ISIS differ from many other terrorist and even Islamist movements that preceded them. The resources of the so called Islamic State are large, with unprecedented social media coverage and presence, include funds of nearly 2 billion dollars according to some worryingly high estimates, and a troop count of nearly 30-50,000 in Syria and Iraq alone, the majority of whom are experienced and battle-hardened. This organisation now rivals the beast that spawned it: al-Qaeda.

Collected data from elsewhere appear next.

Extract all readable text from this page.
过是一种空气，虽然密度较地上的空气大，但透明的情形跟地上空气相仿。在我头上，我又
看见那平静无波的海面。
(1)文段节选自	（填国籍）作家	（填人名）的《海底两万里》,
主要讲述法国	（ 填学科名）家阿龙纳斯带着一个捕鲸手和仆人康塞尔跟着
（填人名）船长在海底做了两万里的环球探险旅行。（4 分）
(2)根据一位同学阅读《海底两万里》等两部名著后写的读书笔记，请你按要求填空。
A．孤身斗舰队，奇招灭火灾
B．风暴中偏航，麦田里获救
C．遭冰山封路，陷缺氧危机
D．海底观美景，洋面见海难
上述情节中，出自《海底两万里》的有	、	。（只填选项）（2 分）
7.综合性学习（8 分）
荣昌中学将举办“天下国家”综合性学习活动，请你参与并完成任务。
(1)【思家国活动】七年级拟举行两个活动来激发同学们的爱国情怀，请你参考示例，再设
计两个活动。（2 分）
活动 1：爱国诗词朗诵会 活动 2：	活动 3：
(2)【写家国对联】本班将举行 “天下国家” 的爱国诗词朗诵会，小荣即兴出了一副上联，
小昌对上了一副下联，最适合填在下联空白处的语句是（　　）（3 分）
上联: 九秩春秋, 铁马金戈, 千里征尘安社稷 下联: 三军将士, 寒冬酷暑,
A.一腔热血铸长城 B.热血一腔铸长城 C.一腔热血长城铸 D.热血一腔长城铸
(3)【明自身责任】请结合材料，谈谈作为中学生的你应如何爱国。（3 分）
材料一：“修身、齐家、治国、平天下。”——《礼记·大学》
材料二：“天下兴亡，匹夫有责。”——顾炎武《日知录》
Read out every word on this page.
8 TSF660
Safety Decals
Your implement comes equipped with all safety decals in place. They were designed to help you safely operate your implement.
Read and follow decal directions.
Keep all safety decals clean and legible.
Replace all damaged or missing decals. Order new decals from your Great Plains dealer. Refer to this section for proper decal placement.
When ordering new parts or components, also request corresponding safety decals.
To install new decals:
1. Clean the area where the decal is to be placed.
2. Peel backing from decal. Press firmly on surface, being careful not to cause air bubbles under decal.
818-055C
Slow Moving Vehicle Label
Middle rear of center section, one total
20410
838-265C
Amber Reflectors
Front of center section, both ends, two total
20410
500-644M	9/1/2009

More than ever, Iraq needs our help. Military action in the form of air strikes by Western forces can limit, if not outright destroy ISIS. But inaction would let ISIS continue to grow like tumorous cancer in the heart of the Middle East. And like a cancer, untreated it will spread to other areas, eventually resulting in fatal consequences for the whole.

It’s crucial to consider how ISIS were born and how they were given new life: this helps us view the dangers of our inaction clearly. Our failure to intervene in Syria has led to a political and security vacuum, in which terror groups like ISIS could fester. It’s time to reverse our policy of inaction and appeasement when confronted with pure savagery and evil. How we deal with this threat goes to the core character of our generation.

The question is: are we in our hearts Chamberlain or Churchill?

Edisa Korugic is a political and security risk analyst specialising in military interventions. Robbie Travers is the director of the Agora think tank which seeks to engage young people in politics.